A neck lump is a ‘bump’, ‘lump’ or ‘swelling’ in the neck. The presence of a lump in the neck is a common clinical problem.
Finding a lump in the neck can cause considerable anxiety. Fortunately, the majority of neck lumps are benign and not serious. However, cancers of the mouth, throat, voice box (larynx), thyroid, and some lymphomas (blood cancers) can appear first as a painless, growing neck lump. Therefore all neck lumps require timely assessment by an Ear, Nose & Throat consultant.
A lump in the neck persisting for more than three weeks, especially if it is not associated with a cold, flu, or other infection should be assessed by a specialist consultant.
There are many different causes of neck lumps and the most common are listed below:
The thyroid gland is an important hormone gland situated just below the Adam’s apple in the neck. The gland produces a hormone (thyroxine) which is essential to control the body’s metabolism and well-being.
Lumps are very commonly found within this gland. The majority of such nodules are not serious, however about 5% (1 in 20) are cancers, which is why clinical assessment and thorough investigations are required. To investigate thyroid lumps several methods can be used, most frequently an ultrasound scan is performed to assess the lump and to accurately guide a small biopsy from the lump using a fine needle.
Thyroid surgery (thyroidectomy) may be performed for various reasons: if the lump is potentially malignant, a cosmetic issue as a result of its size or if the thyroid is overactive. Surgery can be done through conventional ‘open’ surgery or endoscopically (‘keyhole’ thyroidectomy) for improved cosmetic results.
The parotid gland is the largest salivary gland, positioned just below the ear and behind the jaw. It produces saliva that helps in the process of chewing foods and swallowing.

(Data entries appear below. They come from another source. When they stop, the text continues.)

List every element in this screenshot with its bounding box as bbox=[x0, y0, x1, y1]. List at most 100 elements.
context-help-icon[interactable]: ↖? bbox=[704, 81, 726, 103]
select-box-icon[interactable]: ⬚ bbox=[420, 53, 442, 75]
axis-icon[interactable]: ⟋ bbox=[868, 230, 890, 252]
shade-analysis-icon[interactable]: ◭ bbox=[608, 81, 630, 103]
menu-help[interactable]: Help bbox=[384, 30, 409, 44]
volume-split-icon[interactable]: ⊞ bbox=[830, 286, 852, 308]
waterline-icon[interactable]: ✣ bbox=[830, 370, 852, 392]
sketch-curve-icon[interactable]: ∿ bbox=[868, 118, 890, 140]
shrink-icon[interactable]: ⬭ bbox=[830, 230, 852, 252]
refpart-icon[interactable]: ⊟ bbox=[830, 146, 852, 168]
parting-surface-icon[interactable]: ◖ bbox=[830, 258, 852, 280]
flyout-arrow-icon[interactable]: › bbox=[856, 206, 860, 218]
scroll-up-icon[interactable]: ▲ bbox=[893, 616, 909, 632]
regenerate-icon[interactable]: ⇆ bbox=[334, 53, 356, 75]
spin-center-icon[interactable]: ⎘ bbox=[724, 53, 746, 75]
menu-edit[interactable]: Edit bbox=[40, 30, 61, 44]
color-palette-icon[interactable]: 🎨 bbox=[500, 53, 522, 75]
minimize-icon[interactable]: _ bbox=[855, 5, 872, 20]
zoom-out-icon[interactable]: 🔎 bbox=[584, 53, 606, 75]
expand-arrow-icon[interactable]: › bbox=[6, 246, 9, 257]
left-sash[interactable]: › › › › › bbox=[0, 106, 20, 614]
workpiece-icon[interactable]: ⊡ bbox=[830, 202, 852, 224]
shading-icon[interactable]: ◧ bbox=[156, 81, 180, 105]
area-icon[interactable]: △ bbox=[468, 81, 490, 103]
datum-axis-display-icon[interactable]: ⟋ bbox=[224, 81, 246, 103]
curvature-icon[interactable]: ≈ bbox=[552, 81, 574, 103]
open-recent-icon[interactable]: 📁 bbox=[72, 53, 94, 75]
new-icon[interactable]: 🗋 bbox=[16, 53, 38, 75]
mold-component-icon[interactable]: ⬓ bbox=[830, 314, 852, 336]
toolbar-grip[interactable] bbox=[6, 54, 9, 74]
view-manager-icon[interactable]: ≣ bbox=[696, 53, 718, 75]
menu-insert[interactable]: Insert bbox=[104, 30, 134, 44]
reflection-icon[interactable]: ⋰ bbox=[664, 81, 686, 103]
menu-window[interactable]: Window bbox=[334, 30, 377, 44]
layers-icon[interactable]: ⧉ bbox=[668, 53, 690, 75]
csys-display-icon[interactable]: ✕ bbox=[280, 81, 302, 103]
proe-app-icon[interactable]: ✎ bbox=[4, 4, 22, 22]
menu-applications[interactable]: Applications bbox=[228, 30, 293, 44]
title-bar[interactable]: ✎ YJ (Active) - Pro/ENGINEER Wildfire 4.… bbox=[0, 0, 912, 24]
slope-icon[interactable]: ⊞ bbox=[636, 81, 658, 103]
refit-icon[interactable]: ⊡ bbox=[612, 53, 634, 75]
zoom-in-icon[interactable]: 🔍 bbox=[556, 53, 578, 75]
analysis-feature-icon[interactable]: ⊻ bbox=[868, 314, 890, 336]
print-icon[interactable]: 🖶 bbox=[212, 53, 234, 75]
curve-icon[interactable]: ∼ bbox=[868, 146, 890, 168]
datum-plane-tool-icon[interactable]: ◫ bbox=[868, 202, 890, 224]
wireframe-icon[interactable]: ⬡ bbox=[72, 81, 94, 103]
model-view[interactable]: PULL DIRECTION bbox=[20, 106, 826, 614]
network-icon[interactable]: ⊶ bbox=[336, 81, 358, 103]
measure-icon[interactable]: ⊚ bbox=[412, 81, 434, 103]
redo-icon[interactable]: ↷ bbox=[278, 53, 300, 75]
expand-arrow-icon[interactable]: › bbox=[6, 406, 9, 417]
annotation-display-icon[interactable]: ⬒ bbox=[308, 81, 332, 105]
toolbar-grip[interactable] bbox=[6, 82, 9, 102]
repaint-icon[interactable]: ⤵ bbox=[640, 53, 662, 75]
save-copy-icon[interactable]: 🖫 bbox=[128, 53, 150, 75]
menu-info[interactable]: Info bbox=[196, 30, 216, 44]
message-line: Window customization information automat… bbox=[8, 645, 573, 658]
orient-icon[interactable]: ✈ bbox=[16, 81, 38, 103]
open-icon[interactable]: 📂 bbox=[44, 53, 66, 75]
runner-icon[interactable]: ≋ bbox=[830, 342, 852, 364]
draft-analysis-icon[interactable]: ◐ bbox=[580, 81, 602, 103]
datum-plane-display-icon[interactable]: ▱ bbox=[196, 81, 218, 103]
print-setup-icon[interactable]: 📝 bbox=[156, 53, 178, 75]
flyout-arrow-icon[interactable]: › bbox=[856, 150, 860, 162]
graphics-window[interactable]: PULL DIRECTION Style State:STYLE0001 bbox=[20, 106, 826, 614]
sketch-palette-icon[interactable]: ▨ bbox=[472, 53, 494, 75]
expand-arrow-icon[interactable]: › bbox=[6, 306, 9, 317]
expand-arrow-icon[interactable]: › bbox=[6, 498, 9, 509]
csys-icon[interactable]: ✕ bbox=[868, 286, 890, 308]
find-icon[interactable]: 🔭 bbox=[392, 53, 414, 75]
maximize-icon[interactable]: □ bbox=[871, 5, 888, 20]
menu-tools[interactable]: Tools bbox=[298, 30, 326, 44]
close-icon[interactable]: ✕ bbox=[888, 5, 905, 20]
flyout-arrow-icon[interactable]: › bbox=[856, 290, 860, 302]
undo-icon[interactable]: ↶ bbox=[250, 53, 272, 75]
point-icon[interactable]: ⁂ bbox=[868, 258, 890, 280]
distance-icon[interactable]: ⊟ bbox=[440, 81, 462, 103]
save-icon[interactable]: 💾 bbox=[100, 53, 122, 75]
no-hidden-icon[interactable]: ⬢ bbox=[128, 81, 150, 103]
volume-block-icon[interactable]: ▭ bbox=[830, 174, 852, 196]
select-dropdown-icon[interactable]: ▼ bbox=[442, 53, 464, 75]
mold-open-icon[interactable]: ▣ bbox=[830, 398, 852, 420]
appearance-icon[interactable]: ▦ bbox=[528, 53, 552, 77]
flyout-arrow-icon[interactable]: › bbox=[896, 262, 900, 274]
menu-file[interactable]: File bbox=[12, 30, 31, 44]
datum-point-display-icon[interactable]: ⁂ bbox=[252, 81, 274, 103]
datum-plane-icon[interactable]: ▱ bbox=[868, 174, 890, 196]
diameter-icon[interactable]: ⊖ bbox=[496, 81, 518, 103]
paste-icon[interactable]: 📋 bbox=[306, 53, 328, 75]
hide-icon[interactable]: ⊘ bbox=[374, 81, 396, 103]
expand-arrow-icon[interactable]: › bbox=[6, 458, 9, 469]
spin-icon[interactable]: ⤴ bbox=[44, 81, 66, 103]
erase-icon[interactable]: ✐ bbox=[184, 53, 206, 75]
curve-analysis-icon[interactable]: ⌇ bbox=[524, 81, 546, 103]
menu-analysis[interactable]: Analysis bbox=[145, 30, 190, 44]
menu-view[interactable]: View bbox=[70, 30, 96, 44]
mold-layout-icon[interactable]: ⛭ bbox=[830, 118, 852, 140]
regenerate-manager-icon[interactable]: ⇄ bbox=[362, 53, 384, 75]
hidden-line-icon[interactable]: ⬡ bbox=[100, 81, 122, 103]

Lumps in the Parotid gland are common amongst all ages; the majority are not cancerous; however they sometimes contain cancer cells, which is why thorough investigations are recommended.
Whilst only a small number may be cancerous, benign lumps can still cause their own problems due to increasing size causing unsightly swelling and pain; stones can also form in the gland blocking the ducts which release saliva causing repeated painful swelling and infections.
Again, the most frequently used investigation is an ultrasound scan to both assess the lump and to accurately guide a small biopsy from the lump using a fine needle.
Enlargement of lymph nodes – this is the most common cause of new neck lumps. Lymph nodes are part of the immune system, and enlarge when the body rallies to fight an infection. When the infection recedes, lymph swelling should subside as well. If they remain large and especially if they continue to grow in size they require urgent assessment by an ENT Surgeon as they may be due to a cancer in the head and neck regions.